We ate at mom-and-pop restaurants. One had more than a dozen different kinds of home-made pie. Another had some of the best fish chips we'd ever tried. But the quality varied - we stopped at an Indian restaurant near Bangor that made us consider a stomach pump. It was all part of going back to a world where corporate homogeneity hadn't taken over yet - we were in the land that Boston Pizza forgot. At least for now.

Like the food, the driving varied. Sometimes we zoomed along at superhighway speeds. Other times we found ourselves stuck behind farm tractors or wayward RVs that had blundered in off the interstate. But going slow was fine. We saw racehorses grazing in a field. We stopped to visit a dog standing near the road. We were in a timeless, green universe of rolling hills, small towns and roadside attractions.

In Northwood, New Hampshire, we stopped at an antique mart, which is usually pure torture for me. But this one was actually good. I found flintlock rifles, stacks of old Popular Mechanics magazines and scrapbooks from the Eisenhower era, filled with clippings about fighter planes and nuclear submarines. There was a globe that showed the Soviet Union , and stacks of vintage licence plates. (My favourite was New Hampshire, with its Live Free or Die slogan.

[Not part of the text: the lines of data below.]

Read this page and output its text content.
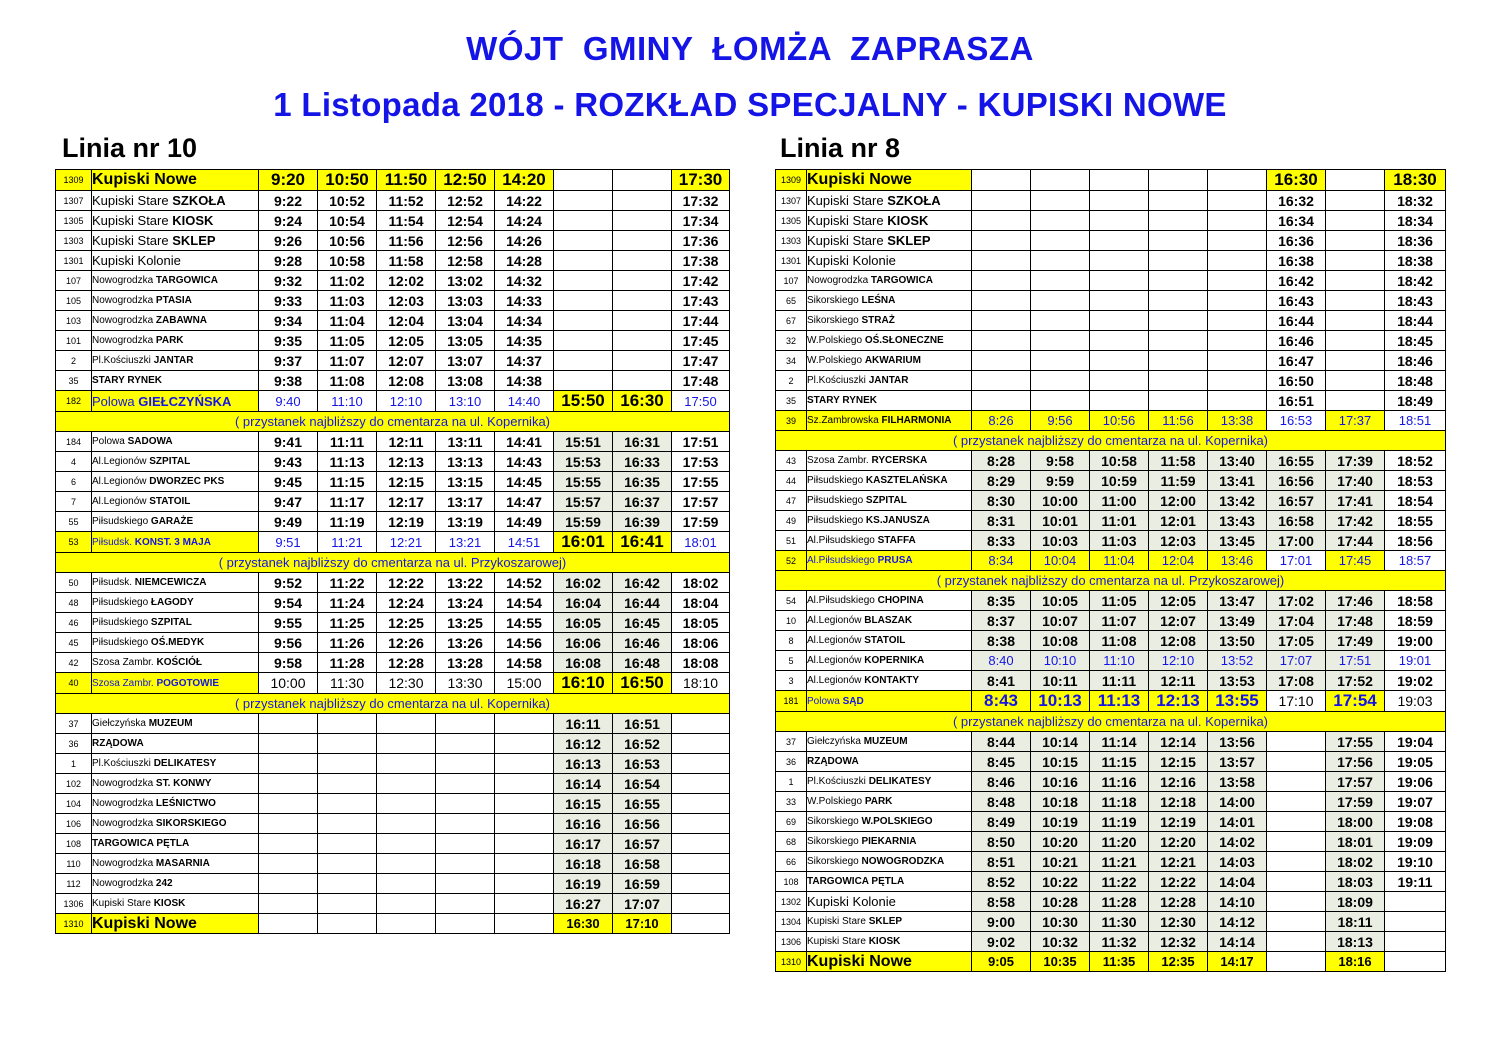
WÓJT  GMINY  ŁOMŻA  ZAPRASZA
1 Listopada 2018 - ROZKŁAD SPECJALNY - KUPISKI NOWE
Linia nr 10	Linia nr 8
1309	Kupiski Nowe	9:20	10:50	11:50	12:50	14:20			17:30
1307	Kupiski Stare SZKOŁA	9:22	10:52	11:52	12:52	14:22			17:32
1305	Kupiski Stare KIOSK	9:24	10:54	11:54	12:54	14:24			17:34
1303	Kupiski Stare SKLEP	9:26	10:56	11:56	12:56	14:26			17:36
1301	Kupiski Kolonie	9:28	10:58	11:58	12:58	14:28			17:38
107	Nowogrodzka TARGOWICA	9:32	11:02	12:02	13:02	14:32			17:42
105	Nowogrodzka PTASIA	9:33	11:03	12:03	13:03	14:33			17:43
103	Nowogrodzka ZABAWNA	9:34	11:04	12:04	13:04	14:34			17:44
101	Nowogrodzka PARK	9:35	11:05	12:05	13:05	14:35			17:45
2	Pl.Kościuszki JANTAR	9:37	11:07	12:07	13:07	14:37			17:47
35	STARY RYNEK	9:38	11:08	12:08	13:08	14:38			17:48
182	Polowa GIEŁCZYŃSKA	9:40	11:10	12:10	13:10	14:40	15:50	16:30	17:50
( przystanek najbliższy do cmentarza na ul. Kopernika)									
184	Polowa SADOWA	9:41	11:11	12:11	13:11	14:41	15:51	16:31	17:51
4	Al.Legionów SZPITAL	9:43	11:13	12:13	13:13	14:43	15:53	16:33	17:53
6	Al.Legionów DWORZEC PKS	9:45	11:15	12:15	13:15	14:45	15:55	16:35	17:55
7	Al.Legionów STATOIL	9:47	11:17	12:17	13:17	14:47	15:57	16:37	17:57
55	Piłsudskiego GARAŻE	9:49	11:19	12:19	13:19	14:49	15:59	16:39	17:59
53	Piłsudsk. KONST. 3 MAJA	9:51	11:21	12:21	13:21	14:51	16:01	16:41	18:01
( przystanek najbliższy do cmentarza na ul. Przykoszarowej)									
50	Piłsudsk. NIEMCEWICZA	9:52	11:22	12:22	13:22	14:52	16:02	16:42	18:02
48	Piłsudskiego ŁAGODY	9:54	11:24	12:24	13:24	14:54	16:04	16:44	18:04
46	Piłsudskiego SZPITAL	9:55	11:25	12:25	13:25	14:55	16:05	16:45	18:05
45	Piłsudskiego OŚ.MEDYK	9:56	11:26	12:26	13:26	14:56	16:06	16:46	18:06
42	Szosa Zambr. KOŚCIÓŁ	9:58	11:28	12:28	13:28	14:58	16:08	16:48	18:08
40	Szosa Zambr. POGOTOWIE	10:00	11:30	12:30	13:30	15:00	16:10	16:50	18:10
( przystanek najbliższy do cmentarza na ul. Kopernika)									
37	Giełczyńska MUZEUM						16:11	16:51	
36	RZĄDOWA						16:12	16:52	
1	Pl.Kościuszki DELIKATESY						16:13	16:53	
102	Nowogrodzka ST. KONWY						16:14	16:54	
104	Nowogrodzka LEŚNICTWO						16:15	16:55	
106	Nowogrodzka SIKORSKIEGO						16:16	16:56	
108	TARGOWICA PĘTLA						16:17	16:57	
110	Nowogrodzka MASARNIA						16:18	16:58	
112	Nowogrodzka 242						16:19	16:59	
1306	Kupiski Stare KIOSK						16:27	17:07	
1310	Kupiski Nowe						16:30	17:10	
1309	Kupiski Nowe						16:30		18:30
1307	Kupiski Stare SZKOŁA						16:32		18:32
1305	Kupiski Stare KIOSK						16:34		18:34
1303	Kupiski Stare SKLEP						16:36		18:36
1301	Kupiski Kolonie						16:38		18:38
107	Nowogrodzka TARGOWICA						16:42		18:42
65	Sikorskiego LEŚNA						16:43		18:43
67	Sikorskiego STRAŻ						16:44		18:44
32	W.Polskiego OŚ.SŁONECZNE						16:46		18:45
34	W.Polskiego AKWARIUM						16:47		18:46
2	Pl.Kościuszki JANTAR						16:50		18:48
35	STARY RYNEK						16:51		18:49
39	Sz.Zambrowska FILHARMONIA	8:26	9:56	10:56	11:56	13:38	16:53	17:37	18:51
( przystanek najbliższy do cmentarza na ul. Kopernika)									
43	Szosa Zambr. RYCERSKA	8:28	9:58	10:58	11:58	13:40	16:55	17:39	18:52
44	Piłsudskiego KASZTELAŃSKA	8:29	9:59	10:59	11:59	13:41	16:56	17:40	18:53
47	Piłsudskiego SZPITAL	8:30	10:00	11:00	12:00	13:42	16:57	17:41	18:54
49	Piłsudskiego KS.JANUSZA	8:31	10:01	11:01	12:01	13:43	16:58	17:42	18:55
51	Al.Piłsudskiego STAFFA	8:33	10:03	11:03	12:03	13:45	17:00	17:44	18:56
52	Al.Piłsudskiego PRUSA	8:34	10:04	11:04	12:04	13:46	17:01	17:45	18:57
( przystanek najbliższy do cmentarza na ul. Przykoszarowej)									
54	Al.Piłsudskiego CHOPINA	8:35	10:05	11:05	12:05	13:47	17:02	17:46	18:58
10	Al.Legionów BLASZAK	8:37	10:07	11:07	12:07	13:49	17:04	17:48	18:59
8	Al.Legionów STATOIL	8:38	10:08	11:08	12:08	13:50	17:05	17:49	19:00
5	Al.Legionów KOPERNIKA	8:40	10:10	11:10	12:10	13:52	17:07	17:51	19:01
3	Al.Legionów KONTAKTY	8:41	10:11	11:11	12:11	13:53	17:08	17:52	19:02
181	Polowa SĄD	8:43	10:13	11:13	12:13	13:55	17:10	17:54	19:03
( przystanek najbliższy do cmentarza na ul. Kopernika)									
37	Giełczyńska MUZEUM	8:44	10:14	11:14	12:14	13:56		17:55	19:04
36	RZĄDOWA	8:45	10:15	11:15	12:15	13:57		17:56	19:05
1	Pl.Kościuszki DELIKATESY	8:46	10:16	11:16	12:16	13:58		17:57	19:06
33	W.Polskiego PARK	8:48	10:18	11:18	12:18	14:00		17:59	19:07
69	Sikorskiego W.POLSKIEGO	8:49	10:19	11:19	12:19	14:01		18:00	19:08
68	Sikorskiego PIEKARNIA	8:50	10:20	11:20	12:20	14:02		18:01	19:09
66	Sikorskiego NOWOGRODZKA	8:51	10:21	11:21	12:21	14:03		18:02	19:10
108	TARGOWICA PĘTLA	8:52	10:22	11:22	12:22	14:04		18:03	19:11
1302	Kupiski Kolonie	8:58	10:28	11:28	12:28	14:10		18:09	
1304	Kupiski Stare SKLEP	9:00	10:30	11:30	12:30	14:12		18:11	
1306	Kupiski Stare KIOSK	9:02	10:32	11:32	12:32	14:14		18:13	
1310	Kupiski Nowe	9:05	10:35	11:35	12:35	14:17		18:16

The state still seemed to take the slogan to heart. Motorcyclists rode without helmets, and about half the drivers weren't wearing seatbelts - under state law, it's your choice if you're over 18.)

We were now five days into the trip. According to the odometer, we'd driven far enough to go to Toronto and halfway back again, but we were still more than 750 kilometres from home. Our back tracking had cost us, and the blue highway route was definitely longer. But we were getting there, and our sense of time had altered. We drank in each mile.

Outside Albany, we ran into a hot rod club that had gathered at a local drive-in. The parking lot was filled with beautifully restored muscle cars and custom-built machines. Among them was what appeared to be a 1934 Chevrolet that had been rebuilt by NASA - it had a late-model Corvette engine and suspension, digital electronics and the body was spacecraft-quality. The owner was John Demichele, who had spent years building his dream machine, assisted by his wife.

Few people work on their own car any more. People buy cars, and pay others to fix them. But Demichele and his friends showed that the spirit of Henry Ford lives on. In a world that is increasingly virtual, they work in metal and meet face to face. And by taking the back road, we had found them.

The next afternoon, we were at Harris Hill, N.Y.. You may not have heard of it, but it's sacred ground for glider pilots. I'd always wanted to fly here, but the timing never seemed to work out. This time, it did. I strapped into a sailplane and flew out over the green valley, air hissing over the wings. I noticed some roads beneath me that looked good. I landed, jumped in the car, and headed for them.

Toronto was only four hours away. If we hurried, we could be home that night. But there were new back roads to drive. My wife and I headed along the side of the mountain, found a turn, and took it.

Who knew where it would go? When would we get home? It didn't matter. We were on a different kind of trip this time.